Así se levanto Fátima con todas sus fuerzas, con la rabia y el sentimiento de su abuela y de su raza, que son todas las razas mezcladas. Fátima bailaba ahora esa canción con todas las letras, las armas, los rezos, los sueños, las almas.

Y se olvida entonces de su sangre gitana que baila música cristiana para nunca más acordarse que está bailando por 10 euros la hora en un tablao para turistas de Granada. Y entonces ahí sí, así si, las tablas suenan y tiemblan, como cuando tiembla el mundo, mientras baila por bailar sin miedo, como le enseñaron en casa.

Bailar por bailar, para sacar las penas, para secar las lágrimas que se resistieron a salir, para sacar a bailar en su lugar, la vida completa... para dotar de sentido al planeta o al menos al de ella, bailar para honrar y honorar, para brindar por estar bailando consigo misma una noche más. 
Asi fue como Fátima nos enamoro y nunca más se sentó, explicándonos que en su danza impoluta, estaba toda la magia de aquel lugar. 

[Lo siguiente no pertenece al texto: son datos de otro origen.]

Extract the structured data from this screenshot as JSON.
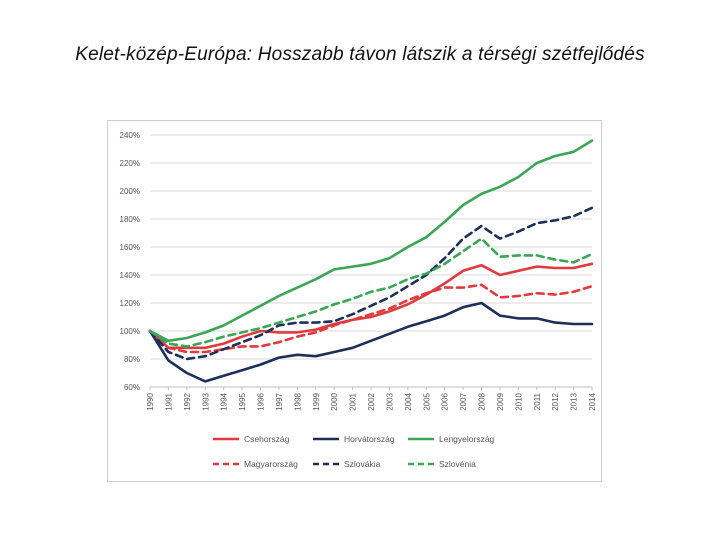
{
  "slide": {
    "title": "Kelet-közép-Európa: Hosszabb távon látszik a térségi szétfejlődés"
  },
  "chart_data": {
    "type": "line",
    "title": "",
    "xlabel": "",
    "ylabel": "",
    "x": [
      1990,
      1991,
      1992,
      1993,
      1994,
      1995,
      1996,
      1997,
      1998,
      1999,
      2000,
      2001,
      2002,
      2003,
      2004,
      2005,
      2006,
      2007,
      2008,
      2009,
      2010,
      2011,
      2012,
      2013,
      2014
    ],
    "x_tick_labels": [
      "1990",
      "1991",
      "1992",
      "1993",
      "1994",
      "1995",
      "1996",
      "1997",
      "1998",
      "1999",
      "2000",
      "2001",
      "2002",
      "2003",
      "2004",
      "2005",
      "2006",
      "2007",
      "2008",
      "2009",
      "2010",
      "2011",
      "2012",
      "2013",
      "2014"
    ],
    "ylim": [
      60,
      240
    ],
    "y_ticks": [
      60,
      80,
      100,
      120,
      140,
      160,
      180,
      200,
      220,
      240
    ],
    "y_tick_labels": [
      "60%",
      "80%",
      "100%",
      "120%",
      "140%",
      "160%",
      "180%",
      "200%",
      "220%",
      "240%"
    ],
    "grid": true,
    "legend_position": "bottom",
    "series": [
      {
        "name": "Csehország",
        "color": "#e03a3e",
        "dash": false,
        "values": [
          100,
          88,
          88,
          88,
          91,
          96,
          100,
          99,
          99,
          101,
          105,
          108,
          110,
          114,
          119,
          126,
          134,
          143,
          147,
          140,
          143,
          146,
          145,
          145,
          148
        ]
      },
      {
        "name": "Horvátország",
        "color": "#1c2f5a",
        "dash": false,
        "values": [
          100,
          79,
          70,
          64,
          68,
          72,
          76,
          81,
          83,
          82,
          85,
          88,
          93,
          98,
          103,
          107,
          111,
          117,
          120,
          111,
          109,
          109,
          106,
          105,
          105
        ]
      },
      {
        "name": "Lengyelország",
        "color": "#3aa655",
        "dash": false,
        "values": [
          100,
          93,
          95,
          99,
          104,
          111,
          118,
          125,
          131,
          137,
          144,
          146,
          148,
          152,
          160,
          167,
          178,
          190,
          198,
          203,
          210,
          220,
          225,
          228,
          236
        ]
      },
      {
        "name": "Magyarország",
        "color": "#e03a3e",
        "dash": true,
        "values": [
          100,
          88,
          85,
          85,
          87,
          89,
          89,
          92,
          96,
          99,
          104,
          108,
          112,
          116,
          122,
          127,
          131,
          131,
          133,
          124,
          125,
          127,
          126,
          128,
          132
        ]
      },
      {
        "name": "Szlovákia",
        "color": "#1c2f5a",
        "dash": true,
        "values": [
          100,
          85,
          80,
          82,
          87,
          92,
          97,
          104,
          106,
          106,
          107,
          112,
          118,
          124,
          132,
          140,
          152,
          166,
          175,
          166,
          171,
          177,
          179,
          182,
          188
        ]
      },
      {
        "name": "Szlovénia",
        "color": "#3aa655",
        "dash": true,
        "values": [
          100,
          91,
          89,
          92,
          96,
          99,
          102,
          106,
          110,
          114,
          119,
          123,
          128,
          131,
          137,
          141,
          148,
          157,
          166,
          153,
          154,
          154,
          151,
          149,
          155
        ]
      }
    ]
  }
}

Y entonces hizo el paso de su tía, la menor, la que decía que el zapateo consistía en escuchar al pie, en hablarle al pie, con los múltiples lenguajes de la columna vertebral.

Y así fue como Fátima recordó a María, la tía a la que pusieron ese nombre para no liarla más y que nunca bailo por plata aunque podría haber sido millonaria de ese modo.

Y de repente Fatima se acordó de Rosario, su otra tía, la que le enseñó a mover las manos con la distincion de los colores de la Molinera...
Recordó entonces de refilón, que ese tablao lleva 15 años recibiendo turistas porque ella no ha fallado nunca. Porque nadie falla cuando se dedica a lo que ama.

"Voy a limpiarme los mocos" fue lo único que se le antojó decir a Fátima antes de bajarse del escenario, "no es fácil bailar hirviendo en fiebre", seria lo que quiso decir, pero las mujeres de su casa insistieron en que más que verse guapa había que verse fuerte, para que los ojos machos que la vean, aunque sean muchos, reconozcan que en el fondo, este mundo no les pertenece.